NTSB investigators may not have traveled in support of this investigation and used data provided by various sources to prepare this aircraft accident report.

The pilot reported that he completed a preflight inspection and was "comfortable" that the amount of fuel on board was sufficient for the flight. He and the pilot-rated passengers then departed on the personal flight. The pilot reported that, while preparing to land, he selected the left wing fuel tank because he believed it was "fuller" than the right wing fuel tank. When the airplane was about 350 ft above ground level, he noted that the engine was not producing power. At this point, the airplane had been flown about 4 hours since being fueled. During the subsequent forced landing, the airplane impacted trees and terrain, which resulted in substantial damage to the cabin, fuselage, and left wing. Both wing fuel tanks remained intact, and no signs of in-flight or postaccident fuel leakage were found.
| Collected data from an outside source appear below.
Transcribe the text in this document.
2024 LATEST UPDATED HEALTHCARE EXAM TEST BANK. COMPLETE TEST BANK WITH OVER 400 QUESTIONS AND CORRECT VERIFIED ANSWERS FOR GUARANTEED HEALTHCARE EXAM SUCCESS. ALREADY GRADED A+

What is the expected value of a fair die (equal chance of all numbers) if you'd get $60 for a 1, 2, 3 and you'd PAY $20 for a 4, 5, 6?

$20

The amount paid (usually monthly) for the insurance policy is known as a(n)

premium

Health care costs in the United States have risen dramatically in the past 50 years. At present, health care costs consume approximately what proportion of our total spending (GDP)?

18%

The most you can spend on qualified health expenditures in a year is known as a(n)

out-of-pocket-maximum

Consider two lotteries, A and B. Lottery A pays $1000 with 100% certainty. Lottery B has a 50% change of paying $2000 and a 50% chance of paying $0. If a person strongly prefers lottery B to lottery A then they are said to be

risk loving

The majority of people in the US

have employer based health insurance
A photograph taken while in-flight about 26 miles from the destination airport revealed that the left fuel tank gauge indicated about 5 gallons of fuel and that the right fuel tank gauge indicated no fuel. Postaccident examination revealed that the left wing fuel tank contained about 12 ounces (about 0.09 gallon) of fuel and that the right wing fuel tank contained about 80 ounces (about 0.63 gallon) of fuel. According to the airplane manufacturer, the fuel tanks had a total capacity of 50 gallons, 2 gallons of which were unusable. It is likely that the pilot did not conduct adequate preflight planning and in-flight fuel management to ensure that there was sufficient fuel for the flight and that all of the usable fuel was exhausted during the flight, which resulted in a total loss of engine power on final approach to the destination airport.


The National Transportation Safety Board determines the probable cause(s) of this accident as follows:
  • A total loss of engine power due to fuel exhaustion, which resulted from the pilot’s improper preflight fuel planning and in-flight fuel management.